We return on the cliffhanger we were left with at the end of part 5, a chilling threat where a Dalek is choking Baker-Doctor. His face shows it all, pain, exhaustion and in some places, pure terror. It is quite dramatic, but it then quickly evaporates as quite simply, Sarah and Harry remove the Dalek from his throat. The moment is rough, in every sense of the word.
We are then transported to the never-ending political discussions. I hate politics, and I expect you do too. And this, I think, is where Terry Nation decided to fill in the gaps and it sure is dull. The scenes begin to flick by and it gains the pace of the five previous episodes. The Doctor, Sarah and Harry start pocketing their belongings including the time ring, the eerie Nyder escapes from the science centre, and a battle-prepared rebel group are preparing for an explosion.
I soon become embarrassed as I now realise why Terry Nation was keeping us in suspension. Three mysterious Daleks are slowly making their way through the complex, closer and closer while their creator, Davros, stalls the discussions. The Doctor and his friends, in the meantime, are following Nyder, their Muto friend, Sevrin, is trying to find them and then Daleks crossing in all directions.
Come to think of it, it reminds of me of Scooby-Doo, where the artists decide to use the same image backwards moving backwards and forwards with the monster switching places in order to save time and money.
With this rather hilarious interval out of the way, we are greeted with another chilling scene, where after some detective work, the Doctor manages to find the recording tape, and irony completes the paradox as he uses a Dalek blaster to destroy the tape, but...oops...they weren't watching the door as Nyder escapes. Hmm...funny how there's no door handle. You would think there would be unless Davros finds himself locked in his own office sometimes? Another flaw in Terry Nation's writing plan perhaps?
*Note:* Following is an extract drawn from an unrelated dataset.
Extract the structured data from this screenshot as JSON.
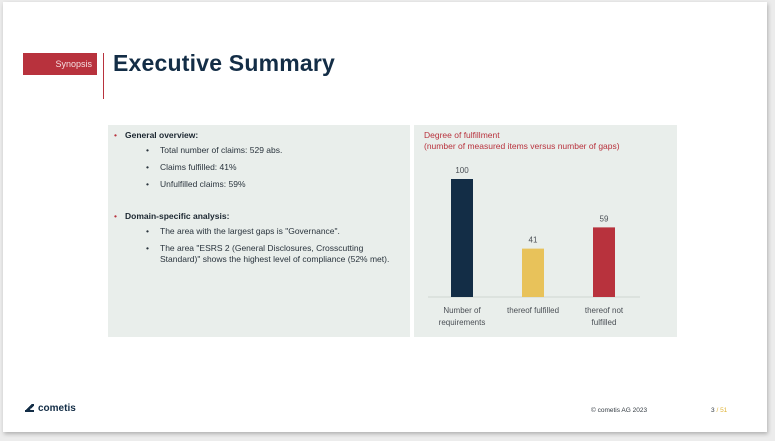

Instead of pondering over a small mistake, I continue watching and find that the Daleks have arrived. And to my amazement they kill everyone. This just proves how malicious their intent really is; they are monstrous beings without pity. And it's all Davros' fault.
The Doctor and his friends are miraculously saved by Sevrin (he must have found a door handle) who then escorts them out of the complex, explaining that their leader is preparing to blow up the entrance.
There are flashy moments. More people are killed, the Doctor heads back to the incubation chamber, no doubt to stop the development of the Daleks, but instead allows one of their own kind prolong their redevelopment stage by a 1,000 years, but not enough, unfortunately.
With pure excitement, we witness Tom Baker, running down a long corridor towards closing doors, which are actually being pushed by soldiers who are pretending that they are made of metal when in fact, they are polystyrene. In a moment of triumph, the Doctor arrives just in time (Why wouldn't he?).
Then...a big moment. I have always enjoyed this bit, because it really does hit you as being powerful. Probably the most poignant writing in Doctor Who history, Davros suffers at the fate of his own creations: the Daleks!
And then there's a bit of goodbyes...ladidadida...
Even through odd bits, it can be a very strong episode, and I hope you've understood that.